Rooted in contingency management, the startup tech company thinks it has effective and accessible solutions
By Jason Langendorf
Fentanyl has spread across the United States like wildfire. Pain pill manufacturers and distributors are finally being held to task for their role in a national epidemic. Opioids are the primary driver of an overdose rate that has climbed to more than 100,000 annually. It’s a wonder that the public and policymakers ever have time to look away from those headlines to assess the damage being caused by stimulants.

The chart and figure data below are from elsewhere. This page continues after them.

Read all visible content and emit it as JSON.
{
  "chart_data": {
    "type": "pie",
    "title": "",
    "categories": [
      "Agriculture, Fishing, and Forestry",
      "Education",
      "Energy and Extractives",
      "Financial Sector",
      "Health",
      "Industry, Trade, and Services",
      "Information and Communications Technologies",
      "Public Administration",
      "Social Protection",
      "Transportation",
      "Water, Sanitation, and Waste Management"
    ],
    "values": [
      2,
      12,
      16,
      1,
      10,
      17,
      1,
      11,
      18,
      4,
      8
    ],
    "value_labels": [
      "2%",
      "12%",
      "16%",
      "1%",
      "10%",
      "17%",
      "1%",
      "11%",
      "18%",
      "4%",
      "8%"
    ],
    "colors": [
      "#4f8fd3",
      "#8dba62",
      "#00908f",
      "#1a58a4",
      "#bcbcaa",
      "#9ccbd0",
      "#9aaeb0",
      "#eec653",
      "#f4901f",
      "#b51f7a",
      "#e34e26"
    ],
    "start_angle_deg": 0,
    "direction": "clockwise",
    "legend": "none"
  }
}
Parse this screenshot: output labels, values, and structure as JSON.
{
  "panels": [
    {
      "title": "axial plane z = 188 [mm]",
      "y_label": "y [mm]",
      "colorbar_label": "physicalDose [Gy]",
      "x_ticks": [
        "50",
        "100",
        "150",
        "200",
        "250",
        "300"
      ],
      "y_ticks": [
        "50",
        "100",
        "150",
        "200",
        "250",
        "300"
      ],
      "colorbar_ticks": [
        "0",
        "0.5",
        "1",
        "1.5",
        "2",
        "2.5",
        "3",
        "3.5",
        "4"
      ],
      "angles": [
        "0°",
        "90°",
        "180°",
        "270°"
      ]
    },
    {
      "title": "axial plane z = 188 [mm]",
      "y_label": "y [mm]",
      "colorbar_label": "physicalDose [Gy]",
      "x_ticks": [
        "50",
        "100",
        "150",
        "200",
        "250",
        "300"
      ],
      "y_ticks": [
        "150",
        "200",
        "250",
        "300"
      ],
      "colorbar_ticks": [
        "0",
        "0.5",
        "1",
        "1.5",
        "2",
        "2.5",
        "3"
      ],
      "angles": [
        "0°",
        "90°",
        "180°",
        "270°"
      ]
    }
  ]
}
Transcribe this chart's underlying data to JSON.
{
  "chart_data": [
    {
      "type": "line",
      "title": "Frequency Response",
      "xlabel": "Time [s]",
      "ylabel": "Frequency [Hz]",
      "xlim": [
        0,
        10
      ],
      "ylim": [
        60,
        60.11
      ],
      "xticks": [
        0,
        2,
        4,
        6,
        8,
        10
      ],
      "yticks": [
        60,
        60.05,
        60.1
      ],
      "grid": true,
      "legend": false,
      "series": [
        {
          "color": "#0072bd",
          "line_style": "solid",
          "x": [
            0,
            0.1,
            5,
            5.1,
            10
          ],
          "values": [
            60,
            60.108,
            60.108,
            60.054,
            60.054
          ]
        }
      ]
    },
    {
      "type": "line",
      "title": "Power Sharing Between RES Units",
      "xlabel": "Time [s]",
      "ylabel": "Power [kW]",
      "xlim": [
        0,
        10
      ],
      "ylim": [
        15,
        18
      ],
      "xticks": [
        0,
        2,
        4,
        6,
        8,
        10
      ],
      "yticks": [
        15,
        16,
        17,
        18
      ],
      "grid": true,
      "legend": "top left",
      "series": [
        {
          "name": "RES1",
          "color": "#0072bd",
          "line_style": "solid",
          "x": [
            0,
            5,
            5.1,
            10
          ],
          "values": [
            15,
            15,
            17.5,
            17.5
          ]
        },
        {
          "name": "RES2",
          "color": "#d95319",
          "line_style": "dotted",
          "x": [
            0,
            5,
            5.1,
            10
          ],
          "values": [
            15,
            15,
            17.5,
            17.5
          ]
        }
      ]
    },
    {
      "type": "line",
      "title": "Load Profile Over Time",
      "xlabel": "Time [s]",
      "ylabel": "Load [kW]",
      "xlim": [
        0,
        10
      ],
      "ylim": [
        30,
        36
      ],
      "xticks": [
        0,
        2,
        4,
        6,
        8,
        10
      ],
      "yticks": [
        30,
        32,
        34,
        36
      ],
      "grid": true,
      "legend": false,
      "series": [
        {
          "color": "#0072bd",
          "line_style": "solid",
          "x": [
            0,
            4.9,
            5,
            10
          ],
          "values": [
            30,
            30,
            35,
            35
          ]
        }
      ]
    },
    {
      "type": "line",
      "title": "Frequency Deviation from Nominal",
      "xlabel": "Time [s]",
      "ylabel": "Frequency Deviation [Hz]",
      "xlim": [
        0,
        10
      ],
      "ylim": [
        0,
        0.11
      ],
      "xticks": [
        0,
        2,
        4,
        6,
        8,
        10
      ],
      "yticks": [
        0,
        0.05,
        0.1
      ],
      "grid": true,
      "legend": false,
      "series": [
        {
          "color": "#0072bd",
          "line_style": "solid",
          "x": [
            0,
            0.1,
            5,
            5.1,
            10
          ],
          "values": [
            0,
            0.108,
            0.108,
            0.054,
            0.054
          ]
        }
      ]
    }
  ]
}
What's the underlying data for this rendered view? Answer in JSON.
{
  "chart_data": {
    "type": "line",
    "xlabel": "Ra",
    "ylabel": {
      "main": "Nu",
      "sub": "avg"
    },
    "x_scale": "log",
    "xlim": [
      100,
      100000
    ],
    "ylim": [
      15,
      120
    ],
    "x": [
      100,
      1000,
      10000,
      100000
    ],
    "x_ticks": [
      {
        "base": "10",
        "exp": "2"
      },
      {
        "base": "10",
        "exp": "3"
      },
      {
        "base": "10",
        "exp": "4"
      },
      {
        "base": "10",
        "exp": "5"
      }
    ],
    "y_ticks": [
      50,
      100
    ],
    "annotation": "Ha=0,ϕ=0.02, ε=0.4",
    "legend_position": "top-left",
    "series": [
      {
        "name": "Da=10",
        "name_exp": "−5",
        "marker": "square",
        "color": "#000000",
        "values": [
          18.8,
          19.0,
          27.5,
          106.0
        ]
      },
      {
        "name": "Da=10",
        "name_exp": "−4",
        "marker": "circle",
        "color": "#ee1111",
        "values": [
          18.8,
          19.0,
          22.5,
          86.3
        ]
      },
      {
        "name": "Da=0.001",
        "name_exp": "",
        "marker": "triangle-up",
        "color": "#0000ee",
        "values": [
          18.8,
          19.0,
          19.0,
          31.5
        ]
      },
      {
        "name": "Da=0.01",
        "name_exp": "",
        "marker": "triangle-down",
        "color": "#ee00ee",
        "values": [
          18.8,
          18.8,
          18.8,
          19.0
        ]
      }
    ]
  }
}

Although a smaller percentage of the total U.S. overdose deaths are attributed to stimulants than opioids, the rates of methamphetamine deaths and use have nevertheless risen sharply in recent years, as have the numbers associated with cocaine. Meanwhile, as outsized attention and funding have been funneled toward initiatives addressing the opioid epidemic, stimulants remain the one major category of substances for which there is no Food & Drug Administration (FDA)-approved medication-assisted treatment (MAT).
When we started the program, we were very specifically focused on stimulant use disorder—methamphetamine, cocaine and crack—given the growing prevalence of usage and overdoses, but also the lack of treatment options.”
—Kristin Muhlner, CEO of Affect Therapeutics
It’s something that the brain trust at Affect Therapeutics has considered often. An 18-month-old New York City-based startup, Affect Therapeutics has created a model for treating addiction to stimulants such as meth and cocaine that is based on contingency management—incentivizing positive health decisions with cash or other rewards—and game theory. The idea: provide treatment for stimulants addiction that is both effective and accessible.
“A big focus for us is just looking at where the need is greatest,” says CEO Kristin Muhlner. “So when we started the program, we were very specifically focused on stimulant use disorder—methamphetamine, cocaine and crack—given the growing prevalence of usage and overdoses, but also the lack of treatment options for the community’s population.”
Thomas McLellan, PhD—founder of Treatment Research Institute, former deputy director of the White House Office of National Drug Control Policy and an advisor and board member for Affect Therapeutics—emphasizes that the company isn’t simply targeting an underserved market with a flavor-of-the-month strategy.
“I want to be clear that we just didn’t pick an option out of the air,” says McLellan. “This is the one that has shown the most effectiveness with stimulant users. That’s why we picked it.”
How Affect Therapeutics Works
Affect Therapeutics is an integrated recovery program accessed through a proprietary smartphone app, allowing clients to visit counselors and doctors via secure video conference. The user takes on daily challenges, receives assistance from an appointment manager and even manages drug testing through the app. And yes: Cash incentives for avoiding stimulant use are part of the mix.
Muhlner says Affect’s design drew some of its inspiration from a variety of sources that aren’t typically associated with the addiction space, including fitness progress tracking, game design and e-commerce.
“All of these different disciplines tend to drive off of a concept that is known as compulsion loops,” she says. “Which is, we want to try to get someone to demonstrate a behavior and to do that on various temporal scales.”
Beyond the modality of choice, the Affect Therapeutics delivery system is meant to reduce the friction of access to care and provide discretion for those clients who seek it.
“It’s no fun to show up in a crappy basketball gym and sit on a folding chair, right?” says Muhlner. “The opportunity to be in a comfortable and safe place is something our patients talk about as being something they appreciate a great deal.”
Out-of-pocket plans start at $99 a week, and clients can earn back as much as $599 in incentives through the program. Affect Therapeutics works with select insurance providers and has secured (or is seeking) Medicaid coverage in all the states it currently operates in, including California, Ohio, Kentucky and Arizona, where it is partnering with the National Institute on Drug Abuse (NIDA) and seeking participants in a clinical trial of its meth use disorder treatment system.
The company’s focus has been directed on the areas where its leaders believe it can do the most good, but expansion—and more evidence-based treatment for those in need—is the long-term goal. Muhlner says Affect Therapeutics will roll out an alcohol use disorder (AUD) program in the first quarter of 2022, and the company plans to make its services available to the entire country by the end of 2023.
“If you can get an attractive form of supportive care to individuals, the earlier you can do that—not when they bottom out, not only when they’re finally willing to take the kind of care that they never wanted in the first place—you can use an entirely different approach and try to meet them where they are,” McLellan says. “Give them the kind of care that will meet their needs and be engaging. You’ll save a lot of lives, save a lot of misery for families.”